Quattro poesie / Osservando il lato luminoso

26 Ottobre 2016

Pubblichiamo la terza delle quattro poesie di Robin Morgan. Qui il saggio introduttivo di Maria Nadotti, qui la prima delle poesie da lei scelte e qui la seconda.

 

Vivendo in un’epoca di agonismi scientifici,

è facile scordare che un tempo

ci avrebbero bruciate vive.

 

Sul serio, avrebbero bruciato me

e quelle come me per così tante ragioni

per così tante volte:

per avere amato, non sposata, un uomo

per avere amato una donna,

perché donna.

Perché donna che ha imparato a leggere.

Perché donna che ha imparato a scrivere.

Per questo, adesso, perché ora tremo

da Satana senza alcun dubbio posseduta.

 

 

Quelli che ci bruciavano vive

sono ancora in giro. E come amano

dare fuoco alle cose! Adesso

appiccano incendi virtuali ai fondi di ricerca,

alle leggi che ci proteggono quando infine

non riusciamo più a camminare in linea retta.

 

 

Il che porta alla mente una metafora – che cosa non lo fa? –

di ciò che in fondo tutti quanti siamo; di ciò che accade

quando non riusciamo più a camminare in linea retta.

 

È ben difficoltoso navigare la notte

per le specie che si affidano ai segnali visivi.

Già più semplice quando splende la luna,

ma come fare nelle notti senza luna?

 

Be’, le più modeste fra le creature,

quelle che ci disgustano, gli scarabei stercorari,

la strada la sanno trovare.

 

Rotolano palline di sterco, gli scarabei                                                                                   

ad uso futuro, sì, come cibo – o per l’accoppiamento, a volte,

come un dono. Radunato lo sterco, rotolano veloci la pallina

lontano dall’ammasso, per impedire agli altri di rubarla.                                                     

Tutto questo lo fanno muovendo in linea retta.

 

 

Studiandone il comportamento gli scienziati hanno scoperto                                                         

che nelle notti di luna si muovono gli scarabei in linea retta

e anche nelle notti senza luna – quando la Via Lattea si vede.     

Ma se il cielo è coperto, ma se gli scarabei

portano fissate sulla testa minuscole visiere

che del cielo notturno negano la vista, eccoli vagare senza meta.

 

È questa, dicono, la prima ricerca che documenta

l’utilizzo della luce galattica per l’orientamento nel regno animale.

 

E ho pensato:

 

1) Be’, anche questa è scienza.

2) Che bello.

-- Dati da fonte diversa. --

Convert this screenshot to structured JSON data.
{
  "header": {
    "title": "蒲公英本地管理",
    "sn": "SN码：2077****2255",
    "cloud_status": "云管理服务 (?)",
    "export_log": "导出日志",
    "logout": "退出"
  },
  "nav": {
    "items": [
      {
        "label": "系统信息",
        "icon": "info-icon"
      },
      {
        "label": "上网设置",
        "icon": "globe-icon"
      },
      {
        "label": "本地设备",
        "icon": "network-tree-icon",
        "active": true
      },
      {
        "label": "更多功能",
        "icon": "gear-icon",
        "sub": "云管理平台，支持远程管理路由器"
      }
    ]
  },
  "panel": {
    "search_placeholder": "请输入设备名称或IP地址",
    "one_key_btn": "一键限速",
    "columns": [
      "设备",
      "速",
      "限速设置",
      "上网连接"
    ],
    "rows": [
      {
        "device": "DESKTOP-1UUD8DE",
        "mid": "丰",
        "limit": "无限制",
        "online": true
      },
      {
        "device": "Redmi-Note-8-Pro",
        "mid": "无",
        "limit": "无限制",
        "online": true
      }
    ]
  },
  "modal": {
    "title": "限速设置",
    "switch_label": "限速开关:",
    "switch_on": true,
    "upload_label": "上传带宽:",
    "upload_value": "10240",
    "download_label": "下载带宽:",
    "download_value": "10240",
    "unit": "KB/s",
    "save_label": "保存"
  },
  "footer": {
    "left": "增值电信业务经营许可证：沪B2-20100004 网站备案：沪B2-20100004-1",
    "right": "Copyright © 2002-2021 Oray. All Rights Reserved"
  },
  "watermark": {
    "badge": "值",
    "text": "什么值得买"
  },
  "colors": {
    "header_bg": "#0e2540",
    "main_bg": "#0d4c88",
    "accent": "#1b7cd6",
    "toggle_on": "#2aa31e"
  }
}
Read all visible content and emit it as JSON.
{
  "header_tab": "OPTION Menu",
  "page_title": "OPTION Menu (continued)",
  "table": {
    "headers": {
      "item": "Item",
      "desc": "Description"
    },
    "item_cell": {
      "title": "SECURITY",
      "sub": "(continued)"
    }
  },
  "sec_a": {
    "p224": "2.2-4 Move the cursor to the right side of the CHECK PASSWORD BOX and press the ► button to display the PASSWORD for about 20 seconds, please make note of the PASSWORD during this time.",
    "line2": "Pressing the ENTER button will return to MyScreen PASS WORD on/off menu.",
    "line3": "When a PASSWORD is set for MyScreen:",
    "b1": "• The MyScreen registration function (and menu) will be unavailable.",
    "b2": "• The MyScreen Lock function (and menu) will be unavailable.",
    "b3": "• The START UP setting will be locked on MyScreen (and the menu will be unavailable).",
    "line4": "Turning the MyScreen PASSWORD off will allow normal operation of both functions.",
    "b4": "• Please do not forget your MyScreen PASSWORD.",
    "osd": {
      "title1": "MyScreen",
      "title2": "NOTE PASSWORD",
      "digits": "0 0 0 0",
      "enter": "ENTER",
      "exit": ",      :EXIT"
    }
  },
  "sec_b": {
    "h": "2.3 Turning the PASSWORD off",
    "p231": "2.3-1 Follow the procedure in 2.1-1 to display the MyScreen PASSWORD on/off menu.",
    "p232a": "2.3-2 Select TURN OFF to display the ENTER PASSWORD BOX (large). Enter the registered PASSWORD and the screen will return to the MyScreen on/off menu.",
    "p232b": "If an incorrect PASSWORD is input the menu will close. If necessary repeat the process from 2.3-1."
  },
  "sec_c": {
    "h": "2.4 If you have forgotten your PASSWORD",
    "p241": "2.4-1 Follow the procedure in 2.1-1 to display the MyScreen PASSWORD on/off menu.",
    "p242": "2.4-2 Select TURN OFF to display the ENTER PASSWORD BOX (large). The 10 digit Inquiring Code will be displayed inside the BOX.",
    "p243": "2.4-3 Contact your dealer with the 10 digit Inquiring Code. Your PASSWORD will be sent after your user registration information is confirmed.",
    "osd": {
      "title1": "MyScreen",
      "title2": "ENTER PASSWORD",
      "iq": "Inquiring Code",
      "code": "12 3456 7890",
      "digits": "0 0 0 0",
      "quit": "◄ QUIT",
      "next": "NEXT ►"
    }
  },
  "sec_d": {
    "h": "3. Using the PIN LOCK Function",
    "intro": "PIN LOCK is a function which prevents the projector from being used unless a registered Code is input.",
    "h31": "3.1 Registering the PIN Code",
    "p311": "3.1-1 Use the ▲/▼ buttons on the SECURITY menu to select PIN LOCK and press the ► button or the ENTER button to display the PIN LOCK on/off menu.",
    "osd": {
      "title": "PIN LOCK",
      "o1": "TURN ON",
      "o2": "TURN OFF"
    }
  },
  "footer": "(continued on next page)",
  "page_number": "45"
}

Tutti quei fiammeggianti soli cosmici per indicare la strada alle più infime creature di un solo piccolo pianeta blu.

3) Molto meglio usarla così, la fiamma, che per una pira.

4) Guarda, soffiami una metafora nell’orecchio e ti seguirò in ogni dove.

5) Come dev’essere irritante avere una visiera fissata sulla propria testolina.

6) È possibile vagare con una meta?

7) Gli antichi egizi presentivano un simile talento negli scarabei stercorari quando li veneravano come sacri?

8) Così,  anche se pretendiamo di essere umani, siamo tutti scarabei stercorari, che solcano la notte al bagliore di una gloria indifferente, celestiale.

9) Il punto è che loro trovano la strada.                           

10) In ogni caso, che bisogno c’è di camminare in linea retta?

 

Traduzione dall’inglese di Cristina Alziati e Maria Nadotti.